Remaja
VS Gadget
oleh Hafni Resa Az-Zahra
Gadget yang berupa
segala alat teknologi elektronik yang mampu menunjang pemerolehan informasi
sudah marak digunakan di masyarakat. Diantaranya adalah penggunaan smartphone seperti blackberry, android, i-phone,
netbook/laptop, tablet, dan sejensnya yang termasuk komputer generasi
keempat, kini hampir menjadi kebutuhan bagi setiap masyarakat terutama dari
kalangan ekonomi menengah ke atas. Mengapa demikian? Tentunya hal itu terjadi
karena masyarakat haus akan informasi dan hiburan, terutama dewasa ini terjadi
di kalangan remaja. Para remaja yang gejolak emosinya penuh dinamika, sedang
dalam fase pencarian jati diri, dan memiliki keinginan yang besar untuk
berekspresi, tentunya membutuhkan sebuah wadah untuk mereka mengaktualisasikan
dirinya. Oleh karena itu gadget hadir dengan segala kecanggihannya untuk
memenuhi kebutuhan para remaja.
Sebagaimana telah
diketahui sebelumnya bahwa aktualisasi diri menurut teori hierarki kebutuhan
Maslow ada dalam urutan tertinggi, maka tidak aneh jika kini di Indoensia
penggunaan gadget di kalangan remaja
semakin marak, karena ternyata selain dari gejolak dalam diri para remaja untuk
berekspresi, memang kebutuhan akan aktualisasi diri adalah salah satu kebutuhan
tertinggi manusia. Oleh karena itu kita bisa melihat bahkan mungkin merasakan
bersama bagaimana jadinya bila sehari saja remaja yang hidup di era digital ini
hidup tanpa gadget. Seperti seolah gadget adalah benda yang tidak dapat dipisahkan
dari kehidupan keseharian, bahkan ketika hendak tidur dan bangun tidur
kebanyakan remaja saat ini bila disurvei ternyata benda yang mereka lihat
adalah gadget (smartphone) mereka.
Lalu pertanyaannya
apakah penggunaan gadget bagi remaja
itu buruk? Tentu tidak mutlak buruk, tetapi juga tidak selamanya baik. Pada
intinya baik atau tidaknya penggunaan segala sesuatu itu tergantung dari sudut
mana kita memandangnya.
Dilihat dari kaca mata
pendidikan, maka penggunaan gadget di
kalangan remaja dapat mendukung jalannya kegiatan pembelajaran.

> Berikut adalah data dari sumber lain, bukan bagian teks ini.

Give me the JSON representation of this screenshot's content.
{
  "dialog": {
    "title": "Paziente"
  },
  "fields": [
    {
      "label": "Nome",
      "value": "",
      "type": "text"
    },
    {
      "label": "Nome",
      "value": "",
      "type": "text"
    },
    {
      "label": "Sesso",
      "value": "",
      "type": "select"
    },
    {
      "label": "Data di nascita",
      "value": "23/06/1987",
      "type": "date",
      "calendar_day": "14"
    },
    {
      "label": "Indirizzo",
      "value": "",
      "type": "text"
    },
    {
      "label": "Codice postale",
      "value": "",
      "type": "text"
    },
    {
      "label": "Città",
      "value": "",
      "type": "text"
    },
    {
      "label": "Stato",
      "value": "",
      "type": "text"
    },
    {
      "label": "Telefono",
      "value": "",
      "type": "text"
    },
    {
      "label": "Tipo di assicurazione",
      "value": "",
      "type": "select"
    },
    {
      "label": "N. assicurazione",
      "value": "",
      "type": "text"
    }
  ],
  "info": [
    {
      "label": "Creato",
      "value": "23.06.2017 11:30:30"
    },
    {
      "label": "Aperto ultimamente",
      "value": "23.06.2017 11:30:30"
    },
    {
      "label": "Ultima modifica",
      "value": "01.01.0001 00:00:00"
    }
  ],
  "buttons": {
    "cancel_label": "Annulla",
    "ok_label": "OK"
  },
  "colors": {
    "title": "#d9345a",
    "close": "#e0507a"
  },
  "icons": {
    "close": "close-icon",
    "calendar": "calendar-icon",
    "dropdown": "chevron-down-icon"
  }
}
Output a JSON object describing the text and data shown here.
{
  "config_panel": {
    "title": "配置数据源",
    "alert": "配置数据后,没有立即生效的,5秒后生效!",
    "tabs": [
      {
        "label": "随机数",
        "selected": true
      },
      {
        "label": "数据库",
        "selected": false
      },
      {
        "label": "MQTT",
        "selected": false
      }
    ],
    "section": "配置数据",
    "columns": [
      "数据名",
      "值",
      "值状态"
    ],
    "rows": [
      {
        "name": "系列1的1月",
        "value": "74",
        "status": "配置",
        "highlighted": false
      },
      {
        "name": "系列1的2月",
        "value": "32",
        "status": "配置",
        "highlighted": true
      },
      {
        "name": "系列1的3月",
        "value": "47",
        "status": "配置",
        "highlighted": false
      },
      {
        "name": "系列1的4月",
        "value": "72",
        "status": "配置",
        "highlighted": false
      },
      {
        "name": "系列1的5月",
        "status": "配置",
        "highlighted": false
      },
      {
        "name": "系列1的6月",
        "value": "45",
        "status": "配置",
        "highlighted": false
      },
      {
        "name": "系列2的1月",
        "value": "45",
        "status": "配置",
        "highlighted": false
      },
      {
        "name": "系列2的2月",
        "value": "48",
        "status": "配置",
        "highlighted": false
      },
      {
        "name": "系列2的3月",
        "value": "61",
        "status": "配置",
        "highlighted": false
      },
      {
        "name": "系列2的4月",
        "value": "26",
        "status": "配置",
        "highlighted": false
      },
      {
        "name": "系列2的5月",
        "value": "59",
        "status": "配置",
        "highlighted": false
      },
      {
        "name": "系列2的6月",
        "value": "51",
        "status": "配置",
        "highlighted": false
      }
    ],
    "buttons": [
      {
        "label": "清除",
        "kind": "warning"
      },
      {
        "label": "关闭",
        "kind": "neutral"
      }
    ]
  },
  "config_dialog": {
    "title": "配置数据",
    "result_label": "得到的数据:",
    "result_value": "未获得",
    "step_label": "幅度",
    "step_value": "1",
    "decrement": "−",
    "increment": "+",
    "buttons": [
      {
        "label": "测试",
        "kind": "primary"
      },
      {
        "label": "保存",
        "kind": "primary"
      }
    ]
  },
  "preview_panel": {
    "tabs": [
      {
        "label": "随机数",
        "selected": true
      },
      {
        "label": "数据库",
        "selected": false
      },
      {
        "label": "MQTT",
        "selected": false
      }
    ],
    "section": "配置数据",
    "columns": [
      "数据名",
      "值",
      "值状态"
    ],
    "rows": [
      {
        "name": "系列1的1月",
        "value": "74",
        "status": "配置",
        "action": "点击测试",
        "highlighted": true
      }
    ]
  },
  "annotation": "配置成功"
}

Melalui
kecanggihan teknologi yang terdapat dalam gadget
akan memudahkan para pelajar remaja memperoleh informasi, namun di sisi lain
kemudahan-kemudahan tersebut secara langsung maupun tidak langsung akan
mendidik para pelajar ke arah yang justru cenderung kurang baik jika remaja
pengguna gadget tersebut kurang
bertanggung jawab dalam menggunakannya serta ketika mereka menggunakan gadget tidak dengan menggunakan
kesadaran yang pada akhirnya justru mereka diperbudak oleh gadget. Bagaimana contohnya kita pun sudah tidak merasa aneh lagi
ketika mendengar kata ‘autis’ yang kini bukan merujuk pada definisi autis yang
sebenarnya melainkan kiasan untuk mendefinisikan mereka yang lebih merasa asyik
bersama gadgetnya ketika sedang
berada di tengah-tengah kelompoknya.
Disadari atau tidak,
selain berdampak pada adanya autisme, gadget
juga telah mendoktrin masyarakat untuk menjadi masyarakat ekstrovert yang mengshow-up
segala masalahanya ke luar melalui media sosial internet. Sehingga masyarakat
cenderung lebih banyak menerima informasi yang berjenis subjective informations daripada objective informations, karena informasi yang diterima lebih banyak
berkaitan dengan ekpresi emosi dan perasaan manusia dibandingkan dengan
informasi-informasi logis. Dengan adanya ruang untuk update status di media
sosial maka masyarakat tertarik untuk menceritakan segala masalahnya,
perasaannya, hingga akhirnya lama-lama ketertarikan yang berulang tersebut
menjadi sebuah kebiasaan dan budaya.
Kemudian disadari atau
tidak pengaruh gadget telah membuat masyarakat menjadi malas dan kurang
terampil. Contohnya saja karena adanya laptop dan aplikasi MS. Word masyarakat
lebih tertarik untuk membuat tulisan dengan menggunakan laptop (diketik)
daripada menulis dengan menggunakan tulis tangan.